Aloha and Welcome to the First Family-Elect
The Obamas are here for their brief vacation. Well, not here, exactly. They’re on Oahu, happily ensconced in the community of Kailua on the opposite side of that island from Honolulu. The place where they’re staying is about a quarter mile from the house we sold when I quit working and we moved to Maui. (Our house, I feel compelled to add, was nothing like the place where Barack, Michelle and the two girls are staying.)
Kailua is a very laid back little town where the main attraction is the beach … a 3-mile-long crescent that is remarkably uncrowded most of the time. The house where the Obamas are staying is located about in the center of this photograph, perhaps 80-100 feet back from the beach.
As a note of possible interest, there is no such thing as a private beach here. By law, all beaches in Hawaii are public with private property extending only as far as the high-water mark.
During the 25 years we lived in Kailua, I would wait until about the middle of February, walk down to the beach on a warm, sunny morning, wade out to my waist in the ocean, take out my cell phone and call my brother in Illinois and ask him if he was tired of winter yet. I think, in some perverse way, he actually enjoyed that.

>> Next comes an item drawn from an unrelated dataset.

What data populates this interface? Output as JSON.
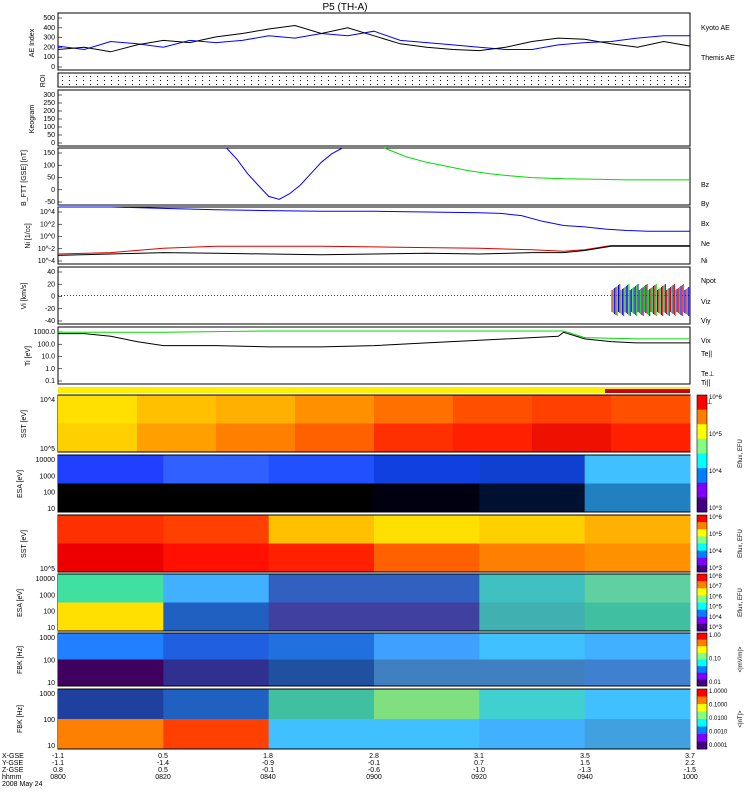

Interesting! Thirty or forty years back, there were many stretches of beach here that were private in effect because ordinary folk couldn’t find ways to get across private property to access the beaches. That prompted the various county governments to create public rights-of-way to the beaches at a minimum of one every quarter mile. Today, most people with beachfront property allow people living close by to walk down their property lines to the beaches. They figure it’s better than the alternative, which is to have the county come in, condemn five feet from them and five feet from their neighbor and have a 10-foot public right-of-way there.
It is the same in Canada. Crown land extends to the high-water mark. Except possibly in Quebec, which still has a lot of property laws left over from ancien regime France that were protected by the Royal Proclamation of 1763.